Top nodded in acceptance. “Well, I suppose that’s all right. You know what I always say. A soldier who can still bitch is a happy soldier. It’s the quiet ones you have to worry about.”

Chapel smiled. “How was the movie? What did you see?”

“Something about a dog that learned how to work a computer or some nonsense. Didn’t pay attention. But I’ll go see anything’s got a dog in it. Now, good night, my dear captain. You get some rest. That would be an order, if you didn’t outrank me.”

“I’ll take it as one anyway,” Chapel told him.

SOUTH HILLS, PA: MARCH 23, 21:53

When they were alone, just the three of them — Chapel, Julia, and Angel — he let himself be eased down into a prone position so he could go to sleep. “Tomorrow we’ll talk more about that place in Kentucky,” he told Angel.

She nodded and then reached down to touch his cheek. “Good night.”

Julia watched her go. There was a funny look on her face.

“What’s going on between you and her?” Chapel asked.

“Tell you in a minute,” Julia said, then held up one finger. Together they listened for the sound of the basement door closing. “Okay, first, what exactly just happened down here? With all the stories?”

“Sympathy,” Chapel said. “It helps to share, sometimes.”

“Including trying to one-up each other with how bad your stories were, or Suzie telling people to shut up all the time?”

“What you saw,” Chapel told her, “is about the closest you can get to a pity party and still consider yourself a hard-ass soldier. We all need to feel like we’re not alone sometimes, but none of us wants to admit it.” He smiled at her. “Now. Are you going to answer my question?”

She looked away. “Angel has a crush on you.”

“Oh, come on. She and I flirt. It’s harmless,” he insisted.

“You didn’t notice how she was hovering over you? How she just touched your cheek? But of course, no, you didn’t notice. Because you’re an oblivious man.”

He shook his head. “Maybe you’re jealous.”

“I’m trying to decide if I am or not,” she told him.

That made him want to sit up. He didn’t, because he knew how much it would hurt. “Julia — if you think you and I could maybe—”

“Shush. Anyway, this isn’t the time for that conversation.

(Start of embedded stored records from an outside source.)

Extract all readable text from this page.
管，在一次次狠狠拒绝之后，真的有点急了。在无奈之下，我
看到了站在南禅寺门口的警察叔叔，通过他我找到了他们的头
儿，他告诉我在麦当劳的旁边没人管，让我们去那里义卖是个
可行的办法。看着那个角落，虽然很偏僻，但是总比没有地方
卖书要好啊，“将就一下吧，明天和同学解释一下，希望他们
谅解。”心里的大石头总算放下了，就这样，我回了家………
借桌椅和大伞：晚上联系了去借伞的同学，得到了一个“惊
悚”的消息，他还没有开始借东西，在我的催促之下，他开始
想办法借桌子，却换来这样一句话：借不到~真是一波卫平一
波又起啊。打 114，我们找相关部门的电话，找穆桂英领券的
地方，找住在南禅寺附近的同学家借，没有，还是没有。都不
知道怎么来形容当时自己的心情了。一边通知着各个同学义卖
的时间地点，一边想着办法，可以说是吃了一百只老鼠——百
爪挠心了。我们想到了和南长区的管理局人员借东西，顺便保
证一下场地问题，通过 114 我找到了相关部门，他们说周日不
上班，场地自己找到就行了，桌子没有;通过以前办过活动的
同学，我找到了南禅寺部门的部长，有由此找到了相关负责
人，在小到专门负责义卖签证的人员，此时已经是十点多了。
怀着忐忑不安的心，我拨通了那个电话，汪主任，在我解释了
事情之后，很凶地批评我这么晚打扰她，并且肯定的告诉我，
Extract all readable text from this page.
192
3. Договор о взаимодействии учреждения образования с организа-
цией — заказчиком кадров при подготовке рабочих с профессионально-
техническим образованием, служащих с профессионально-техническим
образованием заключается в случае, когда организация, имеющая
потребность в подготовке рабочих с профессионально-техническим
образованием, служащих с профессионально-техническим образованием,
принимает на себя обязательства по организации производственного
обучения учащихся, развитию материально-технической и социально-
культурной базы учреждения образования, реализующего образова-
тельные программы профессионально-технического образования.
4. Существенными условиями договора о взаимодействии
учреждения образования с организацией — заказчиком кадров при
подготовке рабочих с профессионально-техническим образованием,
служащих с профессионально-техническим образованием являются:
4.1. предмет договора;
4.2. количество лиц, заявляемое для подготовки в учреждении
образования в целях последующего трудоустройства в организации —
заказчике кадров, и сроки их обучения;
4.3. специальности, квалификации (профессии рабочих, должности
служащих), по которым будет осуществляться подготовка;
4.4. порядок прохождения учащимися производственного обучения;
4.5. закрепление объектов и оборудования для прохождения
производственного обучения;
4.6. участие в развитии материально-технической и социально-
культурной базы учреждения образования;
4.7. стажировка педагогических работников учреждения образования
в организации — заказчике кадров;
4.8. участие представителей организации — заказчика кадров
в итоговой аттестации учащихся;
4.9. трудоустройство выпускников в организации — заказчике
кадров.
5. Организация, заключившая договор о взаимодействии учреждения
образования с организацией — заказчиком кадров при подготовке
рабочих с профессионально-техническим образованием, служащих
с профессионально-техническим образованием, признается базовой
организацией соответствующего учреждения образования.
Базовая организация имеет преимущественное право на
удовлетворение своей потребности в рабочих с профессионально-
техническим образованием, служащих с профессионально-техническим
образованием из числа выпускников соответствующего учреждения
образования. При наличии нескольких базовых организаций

Or the place.”

He grinned at her. “I’m not going anywhere. Doctor’s orders.”

“Veterinarian’s orders,” she said. “Which might be fitting, considering what a dog you are.” She smiled when she said it, but then her face fell. “Okay. If we’re going to do this, let me start. I’m not a jealous person. I don’t like being a jealous person. And I am very angry at you for forcing me to be a jealous person.”